HEALTH & FITNESS

Azoospermia (Semen Without Sperm) Is A Common Cause Of Male Infertility: What One Needs To Know

Infertility expert Dr Bharati Dhorepatil answers some of the FAQs about azoospermia (semen without sperm), a common cause of male infertility.

Infertility can impact both men and women. More than a third of infertility cases is known to be caused by a male factor. Male infertility refers to any health condition in a guy that reduces the likelihood that his female spouse will become pregnant. Often, male infertility is associated with abnormal sperm delivery or production. A semen study can reveal problems like no sperm count (azoospermia) or extremely low sperm counts (cryptospermia), but it does not always rule out the chance of a couple becoming pregnant.

Dr Bharati Dhorepatil, Consultant Infertility Expert, NOVA IVF Fertility, Pune, says, “The use of novel and interesting treatments may either assist the male in producing sperm or aid identify sperm in small quantities that are missed by routine semen analysis.”

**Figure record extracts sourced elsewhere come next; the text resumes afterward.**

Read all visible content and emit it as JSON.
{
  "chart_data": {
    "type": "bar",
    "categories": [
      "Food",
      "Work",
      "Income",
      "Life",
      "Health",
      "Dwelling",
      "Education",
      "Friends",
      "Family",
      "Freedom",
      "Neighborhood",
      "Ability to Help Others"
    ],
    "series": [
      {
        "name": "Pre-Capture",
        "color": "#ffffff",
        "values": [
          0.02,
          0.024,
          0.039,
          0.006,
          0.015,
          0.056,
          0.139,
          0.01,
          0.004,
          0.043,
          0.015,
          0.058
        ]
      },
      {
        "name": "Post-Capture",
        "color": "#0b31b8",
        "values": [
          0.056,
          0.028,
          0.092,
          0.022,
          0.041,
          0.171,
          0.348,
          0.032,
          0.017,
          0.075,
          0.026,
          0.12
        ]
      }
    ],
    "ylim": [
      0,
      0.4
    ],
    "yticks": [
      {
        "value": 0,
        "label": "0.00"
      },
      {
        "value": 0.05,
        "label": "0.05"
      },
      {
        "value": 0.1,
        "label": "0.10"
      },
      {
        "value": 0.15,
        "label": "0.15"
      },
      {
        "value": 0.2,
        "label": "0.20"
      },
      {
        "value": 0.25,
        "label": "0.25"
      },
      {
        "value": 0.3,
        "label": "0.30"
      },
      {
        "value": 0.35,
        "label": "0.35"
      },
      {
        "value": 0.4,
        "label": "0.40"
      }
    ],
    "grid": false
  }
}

The expert answers some of the FAQs about azoospermia, including causes, diagnosis and treatment.

What is azoospermia?

In the testicles, sperm is produced. It passes through the reproductive system and combines with the seminal duct fluid. Semen, the viscous, white ejaculate that emerges from the penis, is made up of sperm and this fluid. Azoospermia eliminates sperm from the equation. Even while you may have ejaculate, it is sperm-free. While the phrase “low sperm count” may be known to you, azoospermia is most commonly referred to as “no sperm count.”

How is azoospermia diagnosed?

Male fertility problems might be difficult to diagnose. Most frequently, these are caused by sperm delivery or production issues. To identify the exact cause of male infertility, a healthcare practitioner will examine your medical history, followed by a physical examination, blood tests, and semen test.

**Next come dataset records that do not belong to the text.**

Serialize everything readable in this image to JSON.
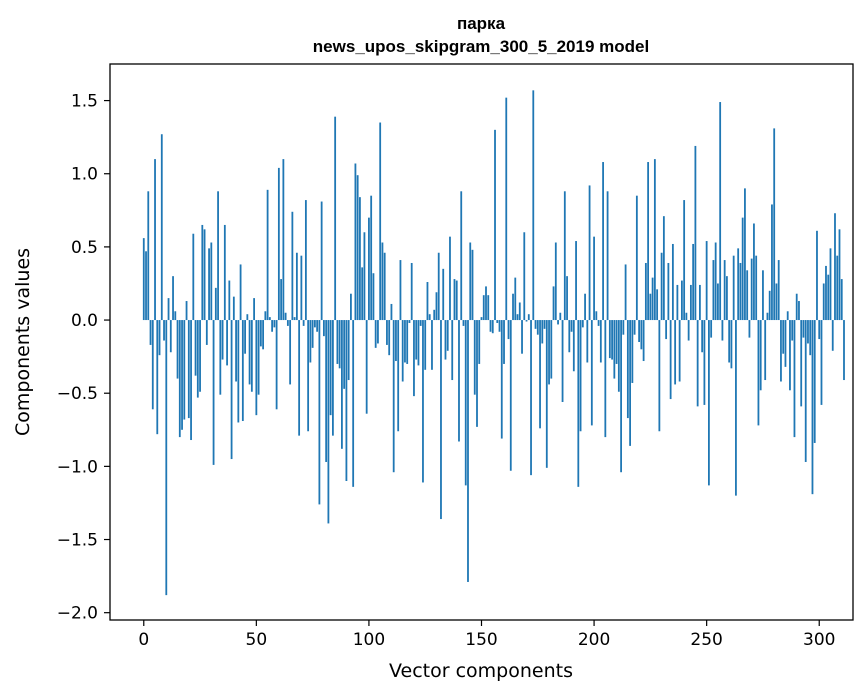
{
  "chart_data": {
    "type": "bar",
    "title_line1": "парка",
    "title_line2": "news_upos_skipgram_300_5_2019 model",
    "xlabel": "Vector components",
    "ylabel": "Components values",
    "xlim": [
      -15,
      315
    ],
    "ylim": [
      -2.05,
      1.75
    ],
    "xticks": [
      0,
      50,
      100,
      150,
      200,
      250,
      300
    ],
    "xtick_labels": [
      "0",
      "50",
      "100",
      "150",
      "200",
      "250",
      "300"
    ],
    "yticks": [
      1.5,
      1.0,
      0.5,
      0.0,
      -0.5,
      -1.0,
      -1.5,
      -2.0
    ],
    "ytick_labels": [
      "1.5",
      "1.0",
      "0.5",
      "0.0",
      "−0.5",
      "−1.0",
      "−1.5",
      "−2.0"
    ],
    "bar_color": "#1f77b4",
    "values": [
      0.56,
      0.47,
      0.88,
      -0.17,
      -0.61,
      1.1,
      -0.78,
      -0.24,
      1.27,
      -0.14,
      -1.88,
      0.15,
      -0.22,
      0.3,
      0.06,
      -0.4,
      -0.8,
      -0.75,
      -0.68,
      0.13,
      -0.67,
      -0.82,
      0.59,
      -0.38,
      -0.53,
      -0.49,
      0.65,
      0.62,
      -0.17,
      0.49,
      0.53,
      -0.99,
      0.22,
      0.88,
      -0.51,
      -0.27,
      0.65,
      -0.31,
      0.27,
      -0.95,
      0.16,
      -0.42,
      -0.7,
      0.38,
      -0.69,
      -0.23,
      0.04,
      -0.44,
      -0.49,
      0.15,
      -0.65,
      -0.51,
      -0.18,
      -0.2,
      0.06,
      0.89,
      0.02,
      -0.08,
      -0.05,
      -0.61,
      1.04,
      0.28,
      1.1,
      0.05,
      -0.04,
      -0.44,
      0.74,
      0.02,
      0.46,
      -0.79,
      0.44,
      -0.04,
      0.82,
      -0.76,
      -0.29,
      -0.19,
      -0.05,
      -0.08,
      -1.26,
      0.81,
      -0.11,
      -0.97,
      -1.39,
      -0.65,
      -0.79,
      1.39,
      -0.3,
      -0.33,
      -0.88,
      -0.47,
      -1.1,
      -0.41,
      0.18,
      -1.14,
      1.07,
      0.99,
      0.84,
      0.36,
      0.6,
      -0.64,
      0.7,
      0.85,
      0.32,
      -0.19,
      -0.16,
      1.35,
      0.53,
      0.46,
      -0.17,
      -0.24,
      0.11,
      -1.04,
      -0.28,
      -0.76,
      0.41,
      -0.42,
      -0.29,
      -0.3,
      -0.02,
      0.39,
      -0.52,
      -0.27,
      -0.31,
      -0.04,
      -1.11,
      -0.34,
      0.26,
      0.04,
      -0.34,
      0.07,
      0.19,
      0.46,
      -1.36,
      0.35,
      -0.27,
      -0.21,
      0.57,
      -0.41,
      0.28,
      0.27,
      -0.83,
      0.88,
      -0.04,
      -1.13,
      -1.79,
      0.53,
      0.48,
      -0.51,
      -0.73,
      -0.3,
      0.02,
      0.17,
      0.23,
      0.17,
      -0.08,
      -0.09,
      1.3,
      -0.02,
      -0.08,
      -0.81,
      -0.3,
      1.52,
      -0.13,
      -1.03,
      0.18,
      0.29,
      0.04,
      0.12,
      -0.23,
      0.6,
      -0.01,
      0.04,
      -1.06,
      1.57,
      -0.06,
      -0.1,
      -0.74,
      -0.16,
      -0.06,
      -1.01,
      -0.44,
      -0.4,
      0.23,
      0.53,
      -0.03,
      0.05,
      -0.56,
      0.88,
      0.3,
      -0.22,
      -0.08,
      -0.35,
      0.54,
      -1.14,
      -0.76,
      -0.05,
      0.18,
      -0.29,
      0.92,
      -0.72,
      0.57,
      0.06,
      -0.04,
      -0.29,
      1.08,
      -0.8,
      0.88,
      -0.26,
      -0.27,
      -0.4,
      -0.3,
      -0.49,
      -1.04,
      -0.1,
      0.38,
      -0.67,
      -0.86,
      -0.43,
      -0.1,
      0.85,
      -0.15,
      -0.2,
      -0.28,
      0.39,
      1.08,
      0.18,
      0.29,
      1.1,
      0.21,
      -0.76,
      0.46,
      0.71,
      -0.13,
      0.39,
      -0.54,
      0.52,
      -0.44,
      0.24,
      -0.42,
      0.27,
      0.82,
      0.05,
      -0.14,
      0.24,
      0.52,
      1.19,
      -0.59,
      0.24,
      -0.22,
      -0.58,
      0.54,
      -1.13,
      -0.12,
      0.41,
      0.53,
      0.25,
      1.49,
      -0.14,
      0.41,
      0.3,
      -0.29,
      -0.33,
      0.44,
      -1.2,
      0.49,
      0.39,
      0.7,
      0.9,
      0.34,
      -0.12,
      0.42,
      0.66,
      0.44,
      -0.72,
      -0.48,
      0.34,
      -0.41,
      0.05,
      0.2,
      0.79,
      1.31,
      0.25,
      0.41,
      -0.42,
      -0.23,
      -0.32,
      0.06,
      -0.48,
      -0.14,
      -0.8,
      0.18,
      0.13,
      -0.59,
      -0.12,
      -0.97,
      -0.16,
      -0.24,
      -1.19,
      -0.84,
      0.61,
      -0.13,
      -0.58,
      0.25,
      0.37,
      0.31,
      0.49,
      -0.21,
      0.73,
      0.44,
      0.62,
      0.28,
      -0.41
    ]
  }
}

Issues with sperm production might be brought about by testicular failure, varicocele, or an imbalance in hormones. A varicocelectomy can be done to fix the damaged veins, for instance, if the doctor thinks that a varicocele (an expanded collection of veins in the scrotum) is affecting the amount and/or quality of sperm. This could increase sperm production and occasionally result in sperm in the ejaculate.

Your doctor could inquire about:

  • Your history of fertility (whether you’ve had children or not)
  • Your family’s genealogy (like cystic fibrosis or fertility issues)
  • Sickness you experienced as a youngster
  • How many different pelvic or reproductive system operations or treatments have you undergone?
  • History of infections such as sexually transmitted infections (STIs) or urinary tract infections (UTIs) (STIs)
  • Exposure to chemotherapy or radiation in the past or present
  • Present or previous medication usage
  • Any potential drug or alcohol abuse
  • Recent fever-inducing sickness
  • Recently experiencing extreme heat

Can azoospermia be treated?

Although azoospermia is a serious cause of male infertility, there are treatments available. After receiving a diagnosis of azoospermia, some men could still be able to conceive a genetic child, whilst others might need to think about utilising a sperm donor or looking into adoption, foster parenting, or living a childless life.

It might be challenging to deal with the diagnosis and consider your alternatives for starting a family. Consult a competent counsellor as well as your family and friends for assistance. You do not have to experience this alone.